Anggota Komisi III DPR Nasir Djamil menghargai langkah yang diambil oleh Presiden Jokowi dalam rangka penyelesaian kasus pelanggaran HAM berat di masa lalu. “Meskipun ada yang tidak sesuai dengan harapan keluarga korban. Apalagi ini penyelesaiannya kan non-yudisial," kata Nasir, dalam perbincangan, tadi malam.

Meskipun menghargai, politisi PKS asal Aceh ini, mengaku tidak bisa berharap banyak. Ia berharap penyelesaian lewat jalur non-yudisial ini bukan sasaran utama, tapi sasaran antara.

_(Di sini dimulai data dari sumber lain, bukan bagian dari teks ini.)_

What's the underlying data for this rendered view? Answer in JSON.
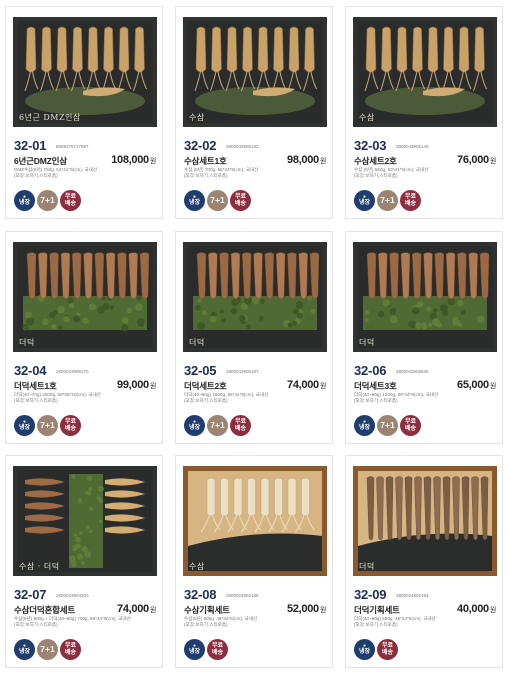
{
  "colors": {
    "code": "#1d2d57",
    "cold": "#1f3d6d",
    "combo": "#9b8471",
    "free": "#8c2e3f"
  },
  "icons": {
    "cold": "water-drop-icon"
  },
  "products": [
    {
      "code": "32-01",
      "barcode": "8809376717597",
      "name": "6년근DMZ인삼",
      "price": "108,000",
      "currency": "원",
      "desc": [
        "DMZ수삼(6년) 750g, 53*41*9(cm), 국내산",
        "(포장:보자기,스티로폼)"
      ],
      "brand": "6년근 DMZ인삼",
      "brand_sub": "",
      "root": "ginseng",
      "tray": "black",
      "badges": {
        "cold_drop": "●",
        "cold": "냉장",
        "combo": "7+1",
        "free1": "무료",
        "free2": "배송"
      },
      "badge_set": [
        "cold",
        "combo",
        "free"
      ]
    },
    {
      "code": "32-02",
      "barcode": "2800043906132",
      "name": "수삼세트1호",
      "price": "98,000",
      "currency": "원",
      "desc": [
        "수삼 (5년) 700g, 56*44*9(cm), 국내산",
        "(포장:보자기,스티로폼)"
      ],
      "brand": "수삼",
      "brand_sub": "",
      "root": "ginseng",
      "tray": "black",
      "badges": {
        "cold_drop": "●",
        "cold": "냉장",
        "combo": "7+1",
        "free1": "무료",
        "free2": "배송"
      },
      "badge_set": [
        "cold",
        "combo",
        "free"
      ]
    },
    {
      "code": "32-03",
      "barcode": "2800043906149",
      "name": "수삼세트2호",
      "price": "76,000",
      "currency": "원",
      "desc": [
        "수삼 (5년) 550g, 53*41*9(cm), 국내산",
        "(포장:보자기,스티로폼)"
      ],
      "brand": "수삼",
      "brand_sub": "",
      "root": "ginseng",
      "tray": "black",
      "badges": {
        "cold_drop": "●",
        "cold": "냉장",
        "combo": "7+1",
        "free1": "무료",
        "free2": "배송"
      },
      "badge_set": [
        "cold",
        "combo",
        "free"
      ]
    },
    {
      "code": "32-04",
      "barcode": "2800043906170",
      "name": "더덕세트1호",
      "price": "99,000",
      "currency": "원",
      "desc": [
        "더덕(40~70g) 2000g, 58*56*10(cm), 국내산",
        "(포장:보자기,스티로폼)"
      ],
      "brand": "더덕",
      "brand_sub": "",
      "root": "deodeok",
      "tray": "black",
      "badges": {
        "cold_drop": "●",
        "cold": "냉장",
        "combo": "7+1",
        "free1": "무료",
        "free2": "배송"
      },
      "badge_set": [
        "cold",
        "combo",
        "free"
      ]
    },
    {
      "code": "32-05",
      "barcode": "2800043906187",
      "name": "더덕세트2호",
      "price": "74,000",
      "currency": "원",
      "desc": [
        "더덕(40~80g) 1500g, 56*44*9(cm), 국내산",
        "(포장:보자기,스티로폼)"
      ],
      "brand": "더덕",
      "brand_sub": "",
      "root": "deodeok",
      "tray": "black",
      "badges": {
        "cold_drop": "●",
        "cold": "냉장",
        "combo": "7+1",
        "free1": "무료",
        "free2": "배송"
      },
      "badge_set": [
        "cold",
        "combo",
        "free"
      ]
    },
    {
      "code": "32-06",
      "barcode": "2800043906545",
      "name": "더덕세트3호",
      "price": "65,000",
      "currency": "원",
      "desc": [
        "더덕(40~60g) 1200g, 56*44*9(cm), 국내산",
        "(포장:보자기,스티로폼)"
      ],
      "brand": "더덕",
      "brand_sub": "",
      "root": "deodeok",
      "tray": "black",
      "badges": {
        "cold_drop": "●",
        "cold": "냉장",
        "combo": "7+1",
        "free1": "무료",
        "free2": "배송"
      },
      "badge_set": [
        "cold",
        "combo",
        "free"
      ]
    },
    {
      "code": "32-07",
      "barcode": "2800043904200",
      "name": "수삼더덕혼합세트",
      "price": "74,000",
      "currency": "원",
      "desc": [
        "수삼(5년) 800g + 더덕(40~80g) 700g, 58*44*9(cm), 국내산",
        "(포장:보자기,스티로폼)"
      ],
      "brand": "수삼 · 더덕",
      "brand_sub": "",
      "root": "mixed",
      "tray": "black",
      "badges": {
        "cold_drop": "●",
        "cold": "냉장",
        "combo": "7+1",
        "free1": "무료",
        "free2": "배송"
      },
      "badge_set": [
        "cold",
        "combo",
        "free"
      ]
    },
    {
      "code": "32-08",
      "barcode": "2800024902186",
      "name": "수삼기획세트",
      "price": "52,000",
      "currency": "원",
      "desc": [
        "수삼(5년) 500g, 46*34*6(cm), 국내산",
        "(포장:보자기,스티로폼)"
      ],
      "brand": "수삼",
      "brand_sub": "",
      "root": "ginseng-loose",
      "tray": "wood",
      "badges": {
        "cold_drop": "●",
        "cold": "냉장",
        "combo": "",
        "free1": "무료",
        "free2": "배송"
      },
      "badge_set": [
        "cold",
        "free"
      ]
    },
    {
      "code": "32-09",
      "barcode": "2800024902193",
      "name": "더덕기획세트",
      "price": "40,000",
      "currency": "원",
      "desc": [
        "더덕(40~60g) 550g, 46*34*6(cm), 국내산",
        "(포장:보자기,스티로폼)"
      ],
      "brand": "더덕",
      "brand_sub": "",
      "root": "deodeok-loose",
      "tray": "wood",
      "badges": {
        "cold_drop": "●",
        "cold": "냉장",
        "combo": "",
        "free1": "무료",
        "free2": "배송"
      },
      "badge_set": [
        "cold",
        "free"
      ]
    }
  ]
}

"Ini masih belum memuaskan dari keluarga korban. Karena itu kita berharap ini bukan sasaran utama, setelah ini selesai, buku ditutup kemudian kita melupakannya. Ini kita harapkan bisa jadi sasaran antara agar negara bisa bekerja untuk merealisasikan harapan korban," tegasnya.

Ia mengaku belum tahu persis bagaimana pendekatan penyelesaian non-yudisial yang akan dijalankan pemerintah. Ia masih menunggu realisasi tanggal mainnya. "Mudah-mudahan ini bukan politik, tapi benar-benar penegakan HAM. Apalagi ini mendekati tahun politik," pungkasnya.

Update berita dan artikel RM.ID menarik lainnya di Google News

Dapatkan juga update berita pilihan dan breaking news setiap hari dari RM.id. Mari bergabung di Grup Telegram "Rakyat Merdeka News Update", caranya klik link https://t.me/officialrakyatmerdeka kemudian join. Anda harus install aplikasi Telegram terlebih dulu di ponsel.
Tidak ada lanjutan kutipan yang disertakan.